Question #15: People often talk about the divide between what happens "in game" and "in real life." Do you maintain that divide in your own play, or do you tend to take what happens to your character personally? Why?

To be honest, I have difficulty in conceiving how someone could not make this distinction - and I suspect that the only people who think this happens aren't gamers. And they're probably the people who think that the actions of fictional characters represent the opinion of the author, too.

My interest in this area is precisely the opposite - what elements of real life can I carry over into games? Whenever I learn something new about the world, from geology to current events, there's a background process going on in my head about how this - whatever "this" is - is represented in the campaign world.

There's a strip in Knights of the Dinner Table where BA is saying that he spent a long time on the orcish threat gestures, something that has plainly never entered play. That's me. I know stuff about the geology and climatic zones of Davon that will never, ever enter the game - but it gives me a considerable sense of satisfaction to know them anyway.

I do try not make the parallels clear. I feel it's jarring if someone can say, "Hang on, this happened in Spain in the 17th Century!". The material I'm currently studying in a History module, for instance, concerning the Wars of Religion in France, likely won't be identifiable when it appears in the game. But it will appear - though probably separated into distinct pieces, with a weak monarchy there, rapid switching of allegiances over here, and maybe two enemies with the same name in an entirely different campaign.

There's also the observation that if you put the events of real history into a game, stripped of the national identifiers and half-known narratives that surround them, players might well refuse to accept that NPCs could be that stupid, arrogant, or evil, and go looking for the demons or compulsions that are clearly behind such actions.

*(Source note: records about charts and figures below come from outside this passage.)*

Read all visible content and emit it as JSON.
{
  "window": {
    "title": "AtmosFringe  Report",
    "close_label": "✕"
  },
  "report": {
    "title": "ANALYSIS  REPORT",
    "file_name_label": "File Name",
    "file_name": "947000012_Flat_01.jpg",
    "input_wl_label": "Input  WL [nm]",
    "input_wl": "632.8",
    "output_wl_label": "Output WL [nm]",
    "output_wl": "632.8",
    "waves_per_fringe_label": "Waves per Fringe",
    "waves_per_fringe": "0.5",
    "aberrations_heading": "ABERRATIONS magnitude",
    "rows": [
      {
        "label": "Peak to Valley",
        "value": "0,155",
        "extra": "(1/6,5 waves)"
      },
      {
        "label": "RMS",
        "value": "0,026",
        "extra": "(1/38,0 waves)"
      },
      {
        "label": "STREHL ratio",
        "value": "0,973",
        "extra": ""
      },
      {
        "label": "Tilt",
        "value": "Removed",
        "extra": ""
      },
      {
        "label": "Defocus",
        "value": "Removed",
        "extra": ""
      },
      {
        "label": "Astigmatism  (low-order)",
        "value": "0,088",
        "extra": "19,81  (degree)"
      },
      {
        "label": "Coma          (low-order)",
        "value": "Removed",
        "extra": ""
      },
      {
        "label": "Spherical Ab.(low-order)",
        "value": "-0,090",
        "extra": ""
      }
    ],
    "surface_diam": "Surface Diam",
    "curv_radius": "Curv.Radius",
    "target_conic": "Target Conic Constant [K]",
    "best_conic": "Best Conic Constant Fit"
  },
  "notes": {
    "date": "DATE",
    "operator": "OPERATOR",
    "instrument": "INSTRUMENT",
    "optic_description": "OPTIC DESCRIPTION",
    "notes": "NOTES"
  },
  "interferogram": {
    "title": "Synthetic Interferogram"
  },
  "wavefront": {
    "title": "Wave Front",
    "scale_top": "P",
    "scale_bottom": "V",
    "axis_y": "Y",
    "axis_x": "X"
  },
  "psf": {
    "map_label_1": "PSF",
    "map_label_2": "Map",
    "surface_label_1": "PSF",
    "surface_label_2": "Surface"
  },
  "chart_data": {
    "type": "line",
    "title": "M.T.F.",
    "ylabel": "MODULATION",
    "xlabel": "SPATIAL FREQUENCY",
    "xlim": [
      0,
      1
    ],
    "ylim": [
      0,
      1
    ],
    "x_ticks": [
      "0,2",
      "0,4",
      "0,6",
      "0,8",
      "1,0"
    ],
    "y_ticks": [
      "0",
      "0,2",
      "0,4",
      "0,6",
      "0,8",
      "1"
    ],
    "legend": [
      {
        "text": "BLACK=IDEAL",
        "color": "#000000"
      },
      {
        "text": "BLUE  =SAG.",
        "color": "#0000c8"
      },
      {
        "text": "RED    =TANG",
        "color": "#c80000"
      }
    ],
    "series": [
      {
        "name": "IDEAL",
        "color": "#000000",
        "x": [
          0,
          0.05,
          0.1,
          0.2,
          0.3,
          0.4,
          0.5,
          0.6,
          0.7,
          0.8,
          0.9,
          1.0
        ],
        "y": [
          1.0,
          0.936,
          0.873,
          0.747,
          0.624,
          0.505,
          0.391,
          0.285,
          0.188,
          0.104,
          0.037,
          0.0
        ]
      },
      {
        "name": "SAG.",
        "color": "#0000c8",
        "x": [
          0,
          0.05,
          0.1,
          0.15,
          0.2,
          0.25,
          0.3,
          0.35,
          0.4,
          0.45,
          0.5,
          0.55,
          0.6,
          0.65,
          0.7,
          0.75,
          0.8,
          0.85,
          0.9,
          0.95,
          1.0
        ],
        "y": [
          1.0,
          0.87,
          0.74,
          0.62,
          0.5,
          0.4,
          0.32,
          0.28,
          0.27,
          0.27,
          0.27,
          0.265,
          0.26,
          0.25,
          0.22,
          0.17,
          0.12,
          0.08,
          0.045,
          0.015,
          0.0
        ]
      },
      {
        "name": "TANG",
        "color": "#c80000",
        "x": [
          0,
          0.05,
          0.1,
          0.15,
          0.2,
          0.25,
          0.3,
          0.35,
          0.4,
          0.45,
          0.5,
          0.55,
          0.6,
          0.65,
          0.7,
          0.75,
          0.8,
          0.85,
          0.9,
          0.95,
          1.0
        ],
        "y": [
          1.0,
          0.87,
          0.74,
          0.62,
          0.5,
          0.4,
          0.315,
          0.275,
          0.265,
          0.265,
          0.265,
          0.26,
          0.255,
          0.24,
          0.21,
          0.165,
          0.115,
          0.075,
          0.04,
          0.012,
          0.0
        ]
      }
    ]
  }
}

Likewise, this year's entire sociology module will reappear at some stage, chopped up and made into a sort of narrative soup. Hegemonic ideas have already made an appearance; that was too juicy a concept not to press into immediate use. Effects on societies of inequality will be another one; I've already done a lot of thinking about the effects on human societies of long-lived elves and dragons, and how those creatures' societies would handle, say, inheritance.

News and current events are an obvious thing to add to the mix. I keep notes for myself; abstracted out so that I don't connect them with the real events, and look back on them every couple of years for stuff to include. I don't know where "weak leader establishes power-base by clever use of gutter journalism" came from, nor "personal beliefs cause rift between politically aligned families". But they're good things to integrate into a game world.

I've done a lot of reading in geography and economics over the years, and that turns up in the games too. Climate science, chaos theory, causality, all those are elements from the pages of New Scientist and Focus that have landed here and there.

I can tell reality from fantasy perfectly well. But I get great entertainment out of bringing one into the other anyway.